Did you understand? I can only remember one very practical example, when we look at the H2H and decide heavily based on this “aspect” and place our bet based on this!
This bias is very funny, and I find it especially on a lot of those bettors who like to bet during the matches or place in-play bets. Remember those bettors who win that one in-play bet with “large” odds and then think they’re the best?
Or even before the start of the match? That is a result bias, when we get overly excited with a bet where we won big, which in other words might also be called a high-risk bet, right?
If the profit is high it is because we’ve increased our stake massively or because the odds were huge, which means the likelihood of that happening was very low, which means it was a high-risk bet.
After a winning bet within the formalities I’ve mentioned above a bettor can present a result bias, getting carried away by it, thinking they’re the wisest in the casino room or the best bettor in the world.
This bias is maybe in my opinion the worst possible one that a bettor will have to deal with because it isn’t easy to hold back on this aspect.
Even because, if you notice, there will be many people that, in case we share the bet, will thank us or praise us about our winning bet, right?

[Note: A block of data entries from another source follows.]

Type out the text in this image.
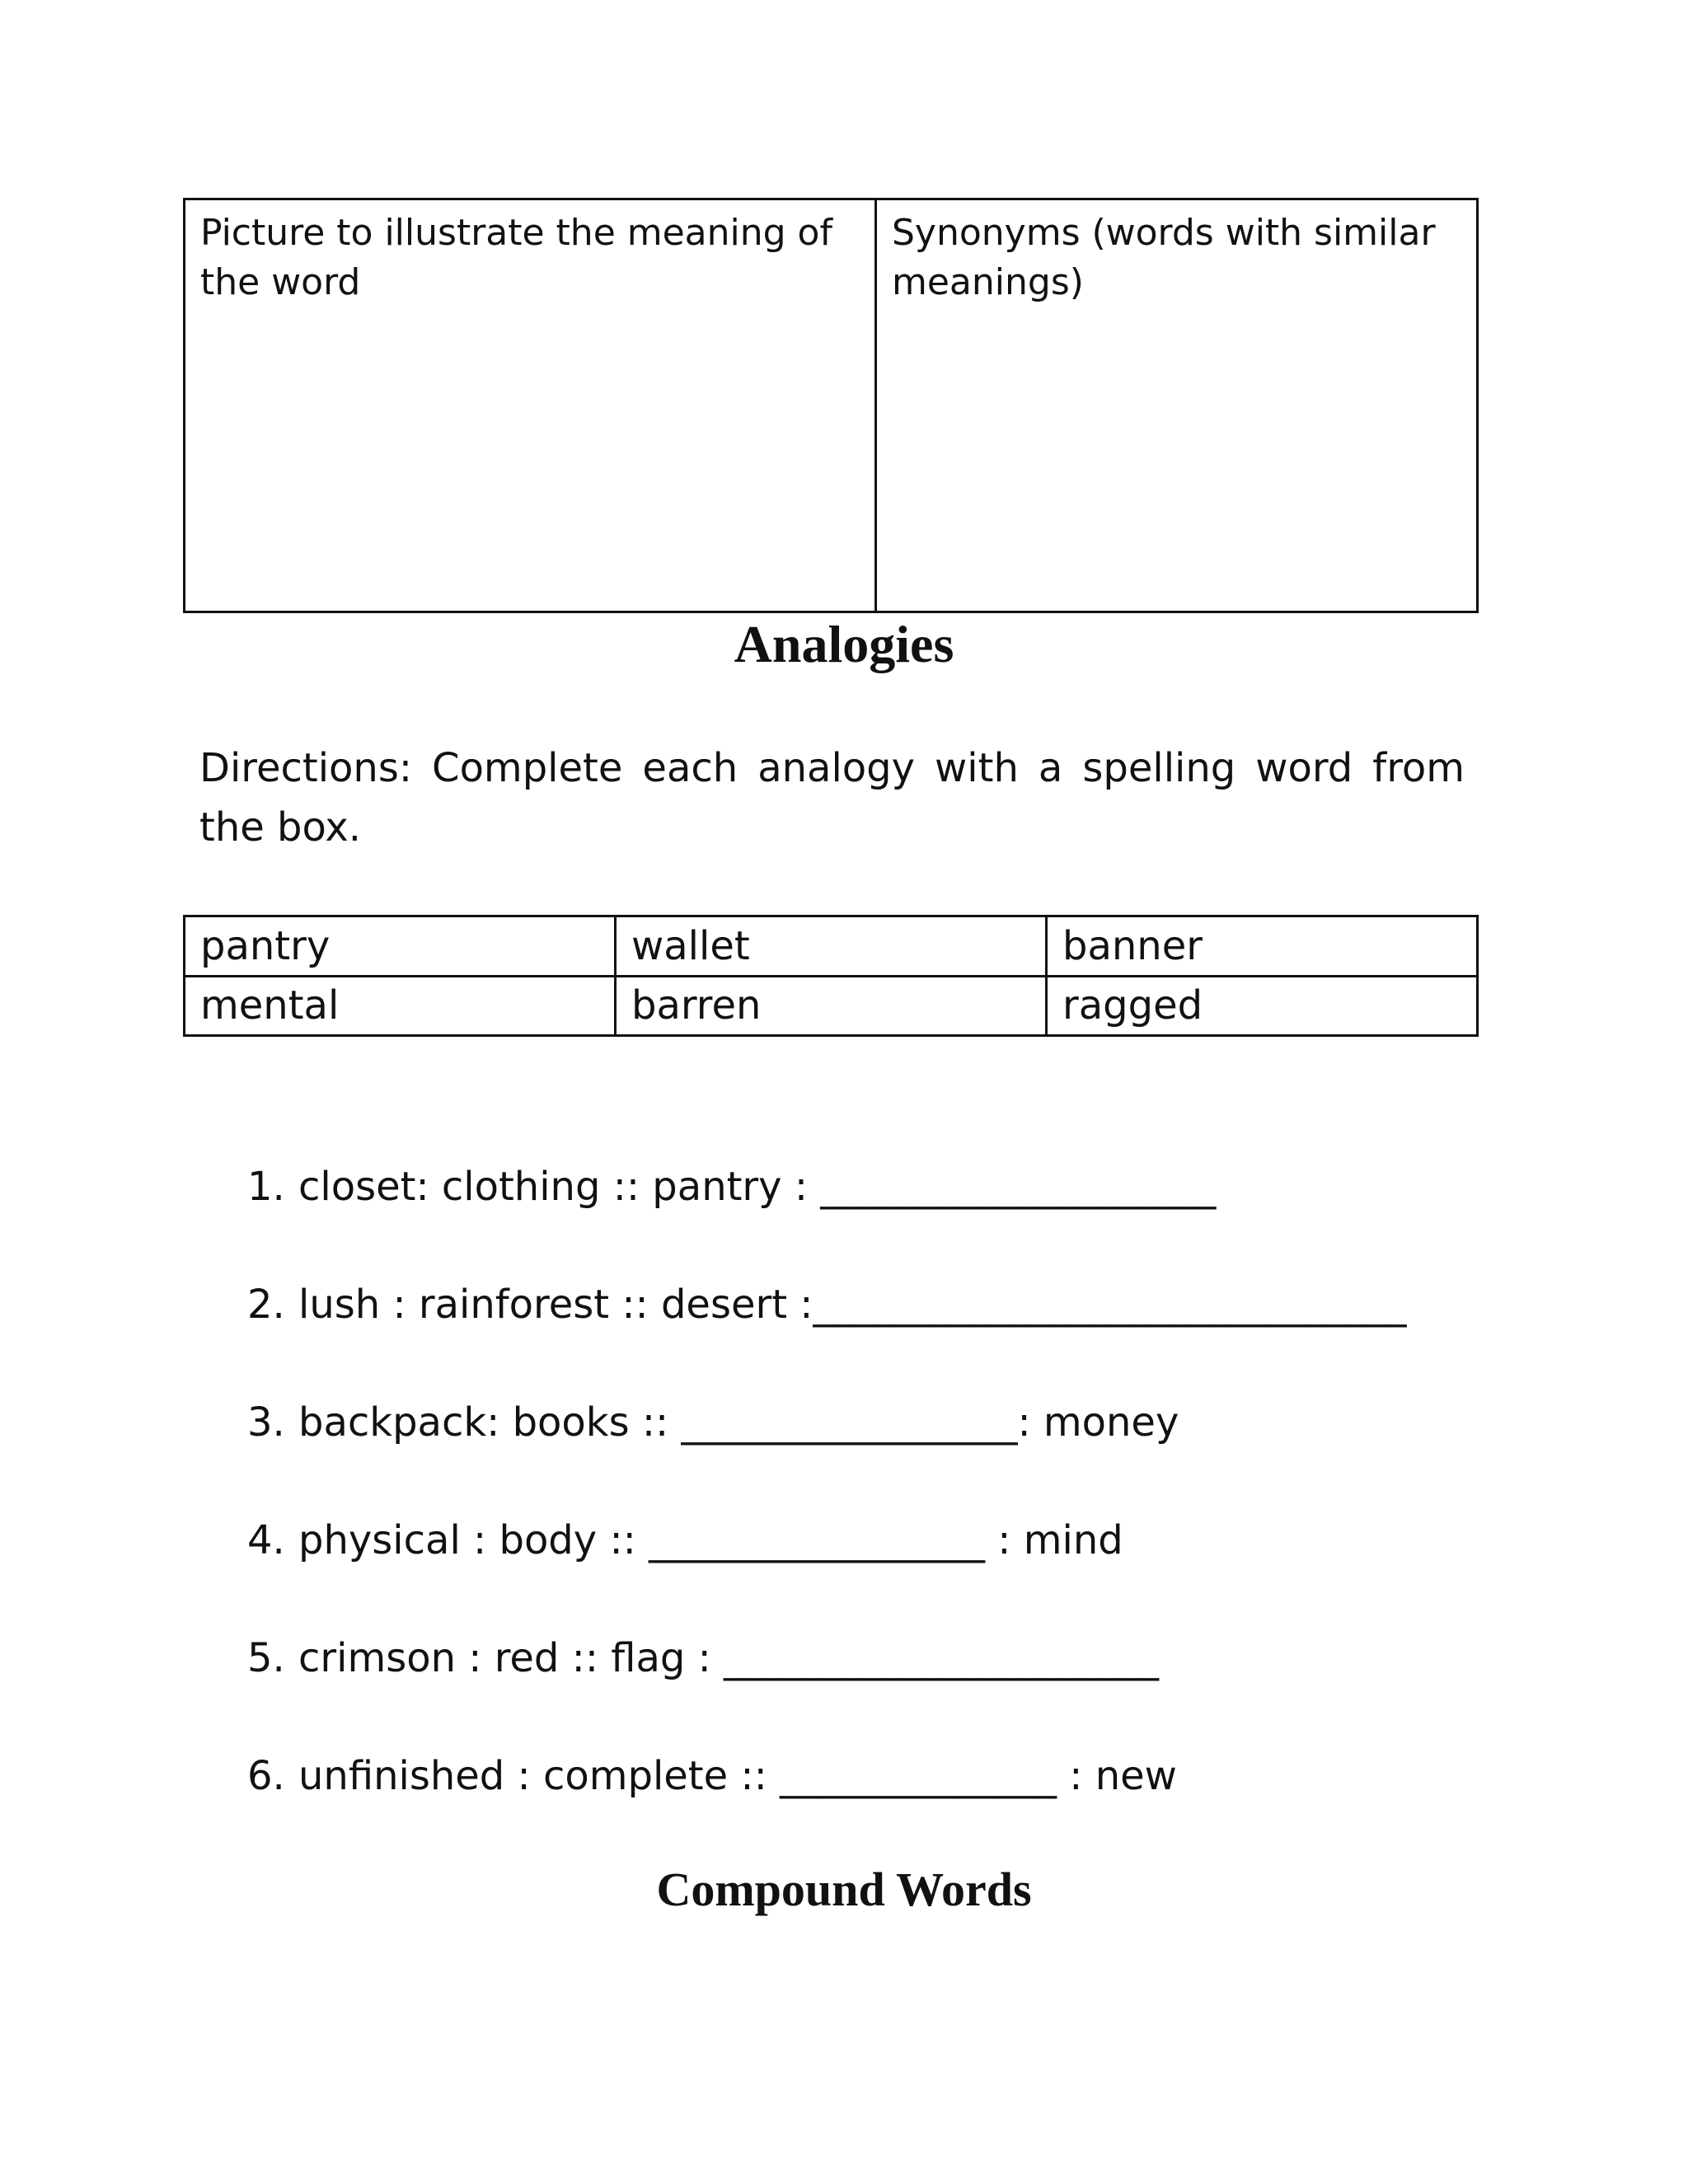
Picture to illustrate the meaning of the word	Synonyms (words with similar meanings)
Analogies

Directions: Complete each analogy with a spelling word from the box.

pantry	wallet	banner
mental	barren	ragged
1. closet: clothing :: pantry : ____________________
2. lush : rainforest :: desert :______________________________
3. backpack: books :: _________________: money
4. physical : body :: _________________ : mind
5. crimson : red :: flag : ______________________
6. unfinished : complete :: ______________ : new
Compound Words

Controlling the result bias is a lot about not overreacting and maintaining focus. We can be happy, yes, but we should move on, onto the next analysis, because the hardest thing to pull off is another one, with many bettors only repeating this sort of feat several months later.
This bias is also very important in sports betting, especially for those who opt a lot for quality study, coming into an analysis already with a pre-conceived bet. For example, sometimes we imagine a possible outcome of that match.
When studying, we go after that confirmation, which always drives us away from things that don’t follow the direction of that pre-conceived opinion.
The ideal will be not having confirmation bias in sports betting, because we can drift away from that important information, so we don’t make it or adjust it upon that important fact.
Searching for information only to confirm our initial opinion is the most common mistake that bettors make often these days. Not wanting to see what’s important, not caring about anything else other than for our opinion to be right will surely backfire.
The confirmation bias is definitely the easiest one to surpass, with a single tip: don’t have any pre-conceived ideas and prove to yourselves that you’re right, but analysing everything, looking for everything that might make you step away from that same idea, which is placing that bet obviously!
Now to cap it off, I’ll give you some sad news: no one is able to beat all of these cognitive biases, because they are never completely surpassed, but they can and should be controlled.
YES! Cognitive biases can only be controlled and today we take the first step, which is being aware of each one of them to be more aware!
According what I was able to deduct, recent studies have shown that attitudes guided by cognitive biases can be reduced on the long term through specialization on the sport or market we are betting on, thanks to the experience we accumulate on each one of them.
A lot could still be said about cognitive biases, but I tried to be as simple and clear as possible so that everyone can understand it in easy fashion.
That’s it for today, good luck on your betting endeavours!